Maxi blitz tra Pescara e San Severo: venti misure cautelari eseguite all’alba
All’alba un vasto dispositivo dei Carabinieri ha dato esecuzione a venti misure cautelari nell’ambito dell’operazione “Rondò”, un’indagine che ha colpito una rete di narcotraffico radicata tra Abruzzo e Puglia. I militari del Nucleo Operativo e Radiomobile della Compagnia di Montesilvano, affiancati da reparti speciali e da un elicottero del 6° Nucleo di Bari, hanno operato simultaneamente a Montesilvano, Pescara, Vasto, Trani e San Severo, su delega del GIP del Tribunale di Pescara.
Una rete criminale strutturata su due canali di approvvigionamento
Il fulcro dell’indagine ruota attorno a due cittadini albanesi stabilmente inseriti nel tessuto economico montesilvanese, ritenuti dagli inquirenti i referenti principali di un traffico di cocaina e di eroina che riforniva piazze di spaccio in tutta la provincia di Pescara. La ricostruzione investigativa, durata oltre un anno, ha permesso di individuare due direttrici di ingresso della droga: la cocaina proveniente dal nord Italia e l’eroina acquistata nel foggiano.
Secondo gli accertamenti, i due agivano in modo autonomo ma complementare, spartendosi il mercato e gestendo contatti fidati incaricati di trasportare i carichi. La moglie di uno dei due, originaria del foggiano, manteneva rapporti diretti con i fornitori dell’eroina, organizzando spedizioni che partivano da San Severo e raggiungevano l’Abruzzo tramite corrieri selezionati.
Corrieri, nuclei familiari e piazze di spaccio
Il sistema si reggeva su una rete di corrieri, tra cui un altro cittadino albanese considerato uomo di fiducia di entrambi i presunti capi. A lui spettava la consegna delle panette di cocaina o di eroina ai trafficanti locali, molti dei quali operativi nel quartiere Rancitelli di Pescara. Le conversazioni intercettate hanno mostrato un approccio imprenditoriale alla gestione del mercato, con trattative sui prezzi basate sulla purezza della sostanza e sulla resa dopo il taglio.
L’eroina veniva venduta a costi molto bassi per alimentare una piazza ampia e costante. In una delle intercettazioni, uno degli acquirenti fissa il limite massimo di 7 euro al grammo, spiegando che la clientela non può permettersi cifre più alte.

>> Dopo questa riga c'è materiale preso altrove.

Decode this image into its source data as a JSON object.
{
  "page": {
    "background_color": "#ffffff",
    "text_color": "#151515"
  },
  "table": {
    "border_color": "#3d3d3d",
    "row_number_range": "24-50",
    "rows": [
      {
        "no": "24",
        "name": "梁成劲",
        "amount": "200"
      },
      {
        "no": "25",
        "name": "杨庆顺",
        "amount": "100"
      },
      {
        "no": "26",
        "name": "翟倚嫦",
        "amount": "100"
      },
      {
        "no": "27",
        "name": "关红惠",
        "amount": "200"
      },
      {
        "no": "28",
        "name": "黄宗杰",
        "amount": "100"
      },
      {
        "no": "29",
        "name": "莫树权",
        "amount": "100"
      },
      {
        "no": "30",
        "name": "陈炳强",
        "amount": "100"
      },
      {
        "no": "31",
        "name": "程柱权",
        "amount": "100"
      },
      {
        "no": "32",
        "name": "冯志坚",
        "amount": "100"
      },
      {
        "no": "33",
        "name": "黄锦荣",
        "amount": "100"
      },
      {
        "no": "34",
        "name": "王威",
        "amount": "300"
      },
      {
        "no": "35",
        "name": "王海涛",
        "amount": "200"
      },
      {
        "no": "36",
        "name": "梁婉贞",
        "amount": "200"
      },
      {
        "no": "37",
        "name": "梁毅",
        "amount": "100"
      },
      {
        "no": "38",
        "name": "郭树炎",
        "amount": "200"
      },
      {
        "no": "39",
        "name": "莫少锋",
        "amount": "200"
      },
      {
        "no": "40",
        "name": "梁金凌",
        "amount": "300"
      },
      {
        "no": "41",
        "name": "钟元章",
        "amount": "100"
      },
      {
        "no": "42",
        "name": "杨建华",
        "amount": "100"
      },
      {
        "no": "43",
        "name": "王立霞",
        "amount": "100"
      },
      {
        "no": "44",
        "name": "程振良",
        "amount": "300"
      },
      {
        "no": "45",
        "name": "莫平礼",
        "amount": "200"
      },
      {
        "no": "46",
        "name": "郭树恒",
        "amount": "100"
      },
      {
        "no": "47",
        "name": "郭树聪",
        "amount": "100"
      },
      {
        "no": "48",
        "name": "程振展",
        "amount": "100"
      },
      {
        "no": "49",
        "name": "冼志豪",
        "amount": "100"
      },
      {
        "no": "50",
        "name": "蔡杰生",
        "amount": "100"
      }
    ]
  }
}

Sequestri e arresti durante la fase investigativa
Nel corso dell’indagine sono stati sequestrati circa 30 chilogrammi di cocaina ed eroina, oltre a 100 mila euro in contanti e a presse con stampi in ferro utilizzate per confezionare le panette. Nonostante l’uso di cripto telefoni e sistemi di comunicazione avanzati, gli investigatori sono riusciti a superare le barriere tecnologiche, arrestando in flagranza quindici persone tra corrieri e collaboratori dei due presunti organizzatori.
Alcuni indagati, incensurati e insospettabili, venivano utilizzati per custodire temporaneamente ingenti quantitativi di droga nelle loro abitazioni, così da ridurre il rischio per i vertici della rete.
Una struttura criminale completamente disarticolata
Venti in totale gli indagati raggiunti dalle misure cautelari, in un reticolo criminale che aveva trasformato Montesilvano in una sorta di cabina di regia del traffico di stupefacenti tra Abruzzo e Puglia. L’operazione, coordinata dalla Procura della Repubblica di Pescara, ha coinvolto le province di Pescara, Chieti, Barletta-Andria-Trani e Foggia, portando allo smantellamento di un sistema che movimentava ingenti quantità di droga e denaro.
L’indagine, diretta dal Sostituto Procuratore G. Rana, rappresenta uno dei più significativi interventi recenti contro il narcotraffico nel territorio abruzzese.